Ponto machte beide Staatsexamina (das zweite 1952). 1950/51 arbeitete er im Rahmen seines Referendariats in der von Joachim Entzian geleiteten Rechtsabteilung der Hamburger Kreditbank, einem Nachfolgeinstitut der von den Alliierten entflochtenen Dresdner Bank. Entzian gab Ponto eine gute Beurteilung, stellte ihn 1951 als Volontär ein und förderte ihn. 1951 studierte er an der Universität Seattle (USA); ab Februar 1952 war er wieder bei der Hamburger Kreditbank und erhielt nach dem Assessor-Examen eine Anstellung als Mitarbeiter der Rechtsabteilung. 1959 wurde Ponto als Nachfolger von Entzian zum Chefsyndikus der inzwischen neu gegründeten Dresdner Bank AG, Hauptverwaltung Hamburg, ernannt.
In den folgenden Jahren leitete Ponto in der Dresdner Bank das Ressort Geld und Kredit. Im Juni 1969 wurde er Sprecher des Vorstands der Dresdner Bank und folgte damit auf Erich Vierhub. Ponto, bis dahin relativ unbekannt, internationalisierte die Dresdner Bank in den Jahren darauf. So eröffnete die Bank Niederlassungen in Singapur, New York, London (alle 1972), Tokio (1973), Los Angeles (1974) und Chicago (1974), ferner eine Repräsentanz in Moskau (1973). Zudem schob er überfällige organisatorische Veränderungen an und initiierte einen Image-, Kommunikations- und Marketingwandel. Im Rahmen der „Deutschland AG“ hielt er eine Reihe von Aufsichtsratsmandaten großer Unternehmen. Beim Verkauf einer 14-prozentigen Beteiligung an Daimler-Benz aus dem Vermögen der Quandt-Familie an Kuwait war Ponto führend beteiligt; dieser Verkauf galt als sein Meisterstück, löste zugleich aber Sorgen vor einem Ausverkauf an Scheichs aus. Sein Rat war auch in Regierungskreisen gefragt; unter anderem beriet er Helmut Schmidt, der im Mai 1974 Bundeskanzler geworden war. 1977 galt Ponto als möglicher Kandidat für das Amt des Bundesbankpräsidenten, was er aber ablehnte.
Der künstlerisch interessierte Ponto gründete 1972 zusammen mit Herbert von Karajan eine Stiftung der Dresdner Bank zur Unterstützung junger Musiktalente.
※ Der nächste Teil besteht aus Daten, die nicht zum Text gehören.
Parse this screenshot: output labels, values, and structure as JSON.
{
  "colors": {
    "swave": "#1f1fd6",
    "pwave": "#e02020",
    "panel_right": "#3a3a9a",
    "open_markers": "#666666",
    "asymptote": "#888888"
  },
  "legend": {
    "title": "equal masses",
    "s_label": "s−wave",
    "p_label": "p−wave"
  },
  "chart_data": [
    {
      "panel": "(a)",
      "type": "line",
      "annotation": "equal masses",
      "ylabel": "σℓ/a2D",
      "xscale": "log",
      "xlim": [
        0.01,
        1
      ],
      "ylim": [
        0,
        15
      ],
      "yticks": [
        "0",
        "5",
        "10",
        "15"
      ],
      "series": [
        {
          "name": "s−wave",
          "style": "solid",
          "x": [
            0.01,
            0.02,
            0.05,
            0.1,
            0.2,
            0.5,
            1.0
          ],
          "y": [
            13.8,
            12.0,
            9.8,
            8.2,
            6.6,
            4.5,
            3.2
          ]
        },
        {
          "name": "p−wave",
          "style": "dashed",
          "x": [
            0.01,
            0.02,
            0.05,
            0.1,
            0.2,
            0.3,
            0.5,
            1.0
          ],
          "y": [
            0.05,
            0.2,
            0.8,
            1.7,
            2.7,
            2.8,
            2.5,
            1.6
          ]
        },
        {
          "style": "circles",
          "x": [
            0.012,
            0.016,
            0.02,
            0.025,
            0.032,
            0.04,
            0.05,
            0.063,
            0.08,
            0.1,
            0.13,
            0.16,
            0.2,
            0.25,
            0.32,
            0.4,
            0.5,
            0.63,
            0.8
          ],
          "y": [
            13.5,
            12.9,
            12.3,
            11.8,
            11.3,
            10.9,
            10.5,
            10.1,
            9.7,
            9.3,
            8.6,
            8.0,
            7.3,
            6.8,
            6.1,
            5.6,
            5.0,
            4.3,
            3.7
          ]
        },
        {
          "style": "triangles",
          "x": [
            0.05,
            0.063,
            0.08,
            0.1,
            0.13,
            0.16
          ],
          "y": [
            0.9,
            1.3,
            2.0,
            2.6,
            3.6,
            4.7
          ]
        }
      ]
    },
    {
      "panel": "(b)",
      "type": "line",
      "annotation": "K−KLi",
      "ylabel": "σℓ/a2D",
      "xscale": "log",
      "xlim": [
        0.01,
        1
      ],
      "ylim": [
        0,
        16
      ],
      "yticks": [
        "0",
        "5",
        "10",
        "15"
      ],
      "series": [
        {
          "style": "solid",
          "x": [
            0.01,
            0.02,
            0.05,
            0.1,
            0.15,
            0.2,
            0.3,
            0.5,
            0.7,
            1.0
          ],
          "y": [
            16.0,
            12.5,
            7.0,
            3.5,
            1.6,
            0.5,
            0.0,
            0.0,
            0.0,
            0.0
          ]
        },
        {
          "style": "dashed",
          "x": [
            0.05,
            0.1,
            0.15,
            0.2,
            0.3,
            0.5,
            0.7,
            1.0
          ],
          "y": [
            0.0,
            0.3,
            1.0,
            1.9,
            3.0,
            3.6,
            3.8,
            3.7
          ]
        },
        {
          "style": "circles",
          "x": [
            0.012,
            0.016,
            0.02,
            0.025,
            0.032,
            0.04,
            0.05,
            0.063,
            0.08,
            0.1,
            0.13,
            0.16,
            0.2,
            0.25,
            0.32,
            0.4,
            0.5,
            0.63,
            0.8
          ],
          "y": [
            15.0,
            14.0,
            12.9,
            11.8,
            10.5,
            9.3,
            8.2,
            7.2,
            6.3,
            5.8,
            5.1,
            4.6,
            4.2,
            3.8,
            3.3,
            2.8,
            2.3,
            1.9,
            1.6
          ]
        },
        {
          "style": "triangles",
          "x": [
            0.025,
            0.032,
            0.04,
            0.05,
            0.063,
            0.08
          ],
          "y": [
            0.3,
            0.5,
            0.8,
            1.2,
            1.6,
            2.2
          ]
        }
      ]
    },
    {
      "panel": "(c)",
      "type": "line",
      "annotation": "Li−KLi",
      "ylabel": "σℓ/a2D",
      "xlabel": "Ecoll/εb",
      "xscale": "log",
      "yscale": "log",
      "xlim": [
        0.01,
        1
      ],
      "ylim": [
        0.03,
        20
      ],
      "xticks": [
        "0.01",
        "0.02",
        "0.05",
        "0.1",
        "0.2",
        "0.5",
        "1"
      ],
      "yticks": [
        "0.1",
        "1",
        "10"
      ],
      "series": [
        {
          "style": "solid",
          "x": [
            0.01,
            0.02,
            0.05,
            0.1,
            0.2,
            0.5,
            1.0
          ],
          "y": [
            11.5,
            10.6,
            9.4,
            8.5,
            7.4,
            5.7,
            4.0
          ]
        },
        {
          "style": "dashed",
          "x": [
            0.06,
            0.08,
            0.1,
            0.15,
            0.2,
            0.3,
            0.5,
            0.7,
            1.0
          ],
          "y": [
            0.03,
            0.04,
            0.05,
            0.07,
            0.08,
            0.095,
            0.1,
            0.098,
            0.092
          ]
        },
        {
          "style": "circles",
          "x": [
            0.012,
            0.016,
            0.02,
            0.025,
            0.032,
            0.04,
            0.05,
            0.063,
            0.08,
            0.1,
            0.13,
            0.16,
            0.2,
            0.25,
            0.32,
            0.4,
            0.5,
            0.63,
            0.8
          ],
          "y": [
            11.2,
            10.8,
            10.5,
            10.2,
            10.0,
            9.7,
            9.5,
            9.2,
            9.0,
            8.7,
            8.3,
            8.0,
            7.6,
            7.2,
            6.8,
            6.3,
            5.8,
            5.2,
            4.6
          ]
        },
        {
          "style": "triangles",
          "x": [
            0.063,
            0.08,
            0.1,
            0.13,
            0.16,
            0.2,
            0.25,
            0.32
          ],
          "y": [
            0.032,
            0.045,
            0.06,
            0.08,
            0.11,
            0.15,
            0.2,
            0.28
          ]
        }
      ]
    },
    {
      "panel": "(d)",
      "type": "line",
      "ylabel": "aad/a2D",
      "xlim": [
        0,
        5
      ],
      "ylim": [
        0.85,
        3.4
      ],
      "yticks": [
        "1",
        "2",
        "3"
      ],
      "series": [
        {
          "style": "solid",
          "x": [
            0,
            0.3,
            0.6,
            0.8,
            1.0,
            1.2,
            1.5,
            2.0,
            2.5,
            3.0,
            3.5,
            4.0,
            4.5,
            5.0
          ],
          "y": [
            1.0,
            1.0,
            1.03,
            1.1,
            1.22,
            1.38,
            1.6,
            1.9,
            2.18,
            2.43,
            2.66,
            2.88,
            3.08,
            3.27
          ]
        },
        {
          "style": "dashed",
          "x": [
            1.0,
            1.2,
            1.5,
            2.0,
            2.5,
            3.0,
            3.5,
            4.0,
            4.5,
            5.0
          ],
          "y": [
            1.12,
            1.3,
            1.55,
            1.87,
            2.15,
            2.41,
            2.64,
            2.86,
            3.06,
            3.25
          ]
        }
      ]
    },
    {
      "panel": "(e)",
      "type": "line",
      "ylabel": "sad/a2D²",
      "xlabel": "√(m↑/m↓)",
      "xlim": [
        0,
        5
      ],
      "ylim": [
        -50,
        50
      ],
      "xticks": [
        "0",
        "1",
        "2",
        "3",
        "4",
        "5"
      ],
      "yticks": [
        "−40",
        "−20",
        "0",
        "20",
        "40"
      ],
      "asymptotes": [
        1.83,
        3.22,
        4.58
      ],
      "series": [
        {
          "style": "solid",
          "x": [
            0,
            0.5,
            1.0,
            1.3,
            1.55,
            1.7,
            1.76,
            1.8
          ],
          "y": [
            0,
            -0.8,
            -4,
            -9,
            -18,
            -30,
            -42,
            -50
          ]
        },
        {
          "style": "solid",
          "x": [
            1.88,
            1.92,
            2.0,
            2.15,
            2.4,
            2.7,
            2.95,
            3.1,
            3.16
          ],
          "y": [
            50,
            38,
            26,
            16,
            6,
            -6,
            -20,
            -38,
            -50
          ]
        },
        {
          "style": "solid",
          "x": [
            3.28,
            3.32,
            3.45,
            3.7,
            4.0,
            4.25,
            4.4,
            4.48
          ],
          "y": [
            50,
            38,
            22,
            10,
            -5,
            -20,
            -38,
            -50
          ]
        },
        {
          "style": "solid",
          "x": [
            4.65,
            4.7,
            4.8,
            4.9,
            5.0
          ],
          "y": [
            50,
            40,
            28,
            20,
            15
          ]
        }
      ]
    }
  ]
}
Außerdem rief er eine Arbeitsgemeinschaft zur Förderung des deutschen Musiklebens ins Leben.
Ermordung
Im Frühjahr 1977 geriet Ponto in den Fokus der Roten Armee Fraktion, nachdem Susanne Albrecht der Gruppe über die Freundschaft ihrer Familie zu den Pontos berichtet und damit Zugang zu einem möglichen Opfer geboten hatte. Ihr Vater Hans-Christian Albrecht war Studienfreund und ihre jüngere Schwester Julia Albrecht Patenkind von Jürgen Ponto. Tatsächlich entschloss die RAF sich, ihn aus seinem Haus zu entführen. Ziel war der Erhalt von Lösegeld oder die Freipressung inhaftierter Mitglieder. Im Mai und Juni 1977 besuchte Albrecht die ahnungslose Familie Ponto zweimal zu Hause. Eine Warnung durch den Staatsschutz oder die Familie Albrecht, welche von Susannes Zugehörigkeit zur RAF bereits wusste, war nicht erfolgt. Am 29. Juli vereinbarte man einen Besuch zum Tee für den nächsten Tag.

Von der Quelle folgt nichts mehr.